Ø Gel terbentuk pada pH asam dalam larutan air yang mengandung kalsium dan kemungkinan zat lain yang befungsi menghidrasi gum.
b. Derivat selulosa
· Selulosa murni tidak larut dalam air karena sifat kristalinitas yang tinggi. Substitusi dengan gugus hidroksi menurunkan kristalinitas dengan menurunkan pengaturan rantai polimer dan ikatan hidrogen antar rantai.
· Derivat selulosa yang sering digunakan adalah MC, HEMC, HPMC, EHEC, HEC, dan HPC.
· Sifat fisik dari selulosa ditentukan oleh jenis dan gugus substitusi. HPMC merupakan derivat selulosa yang sering digunakan.
· Derivat selulosa rentan terhadap degradasi enzimatik sehingga harus icegah adanya kontak dengan sumber selulosa. Sterilisasi sediaan atau penambahan pengawet dapat mencegah penurunan viskositas yang diakibatkan oleh depolimerisasi oleh enzim yang dihasilkan dari mikroorganisme. Misalnya : MC, Na CMC, HEC, HPC
· Sering digunakan karena menghasilkan gel yang bersifat netral, viskositas stabil, resisten terhadap pertumbuhan mikroba, gel yang jernih, dan menghasilkan film yang kuat pada kulit ketika kering. Misalnya MC, Na CMC, HPMC
c. Polimer sintetis (Karbomer = karbopol)
· Sebagai pengental sediaan dan produk kosmetik.
· Karbomer merupakan gelling agent yang kuat, membentuk gel pada konsentrasi sekitar 0,5%. Dalam media air, yang diperdagangkan dalam bentuk asam bebasnya, pertama-tama dibersihkan dulu, setelah udara yang terperangkap keluar semua, gel akan terbentuk dengan cara netralisasi dengan basa yang sesuai.
· Dalam sistem cair, basa anorganik seperti NaOH, KOH, dan NH4OH sebaiknya ditambahkan.
· pH harus dinetralkan karena karakter gel yang dihasilkan dipengaruhi oleh proses netralisasi atau pH yang tinggi.
· Viskositas dispersi karbomer dapat menurun dengan adanya ion-ion.
· Merupakan gelling agent yang kuat, maka hanya diperlukan dalam konsentrasi kecil.
B. Polietilen (gelling oil)
Digunakan dalam gel hidrofobik likuid, akan dihasilkan gel yang lembut, mudah tersebar, dan membentuk lapisan/film yang tahan air pada permukaan kulit. Untuk membentuk gel, polimer harus didispersikan dalam minyak pada suhu tinggi (di atas 800C) kemudian langsung didinginkan dengan cepat untuk mengendapkan kristal yang merupakan pembentukan matriks.

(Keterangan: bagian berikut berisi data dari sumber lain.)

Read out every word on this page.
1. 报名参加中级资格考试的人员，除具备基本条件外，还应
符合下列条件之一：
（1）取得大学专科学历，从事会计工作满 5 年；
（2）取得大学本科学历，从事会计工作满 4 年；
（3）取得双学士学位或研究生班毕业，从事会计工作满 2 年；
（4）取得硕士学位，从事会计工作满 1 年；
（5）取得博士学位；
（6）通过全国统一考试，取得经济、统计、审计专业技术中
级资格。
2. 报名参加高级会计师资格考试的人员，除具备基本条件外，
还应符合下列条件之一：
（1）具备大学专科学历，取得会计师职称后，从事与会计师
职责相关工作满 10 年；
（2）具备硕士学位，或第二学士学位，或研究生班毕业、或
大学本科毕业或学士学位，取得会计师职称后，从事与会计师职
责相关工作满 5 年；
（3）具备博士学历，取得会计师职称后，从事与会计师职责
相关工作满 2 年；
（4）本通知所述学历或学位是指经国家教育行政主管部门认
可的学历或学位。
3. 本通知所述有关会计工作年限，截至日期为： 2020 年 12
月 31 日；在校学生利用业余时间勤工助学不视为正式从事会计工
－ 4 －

C. Koloid padat terdispersi
· Mikrokristalin selulosa dapat berfungsi sebagai gellant dengan cara pembentukan jaringan karena gaya tarik-menarik antar partikel seperti ikatan hidrogen.
· Konsentrasi rendah dibutuhkan untuk cairan nonpolar. Untuk cairan polar diperlukan konsentrasi yang lebih besar untuk membentuk gel, karena adanya kompetisi dengan medium yang melemahkan interaksi antar partikel tersebut.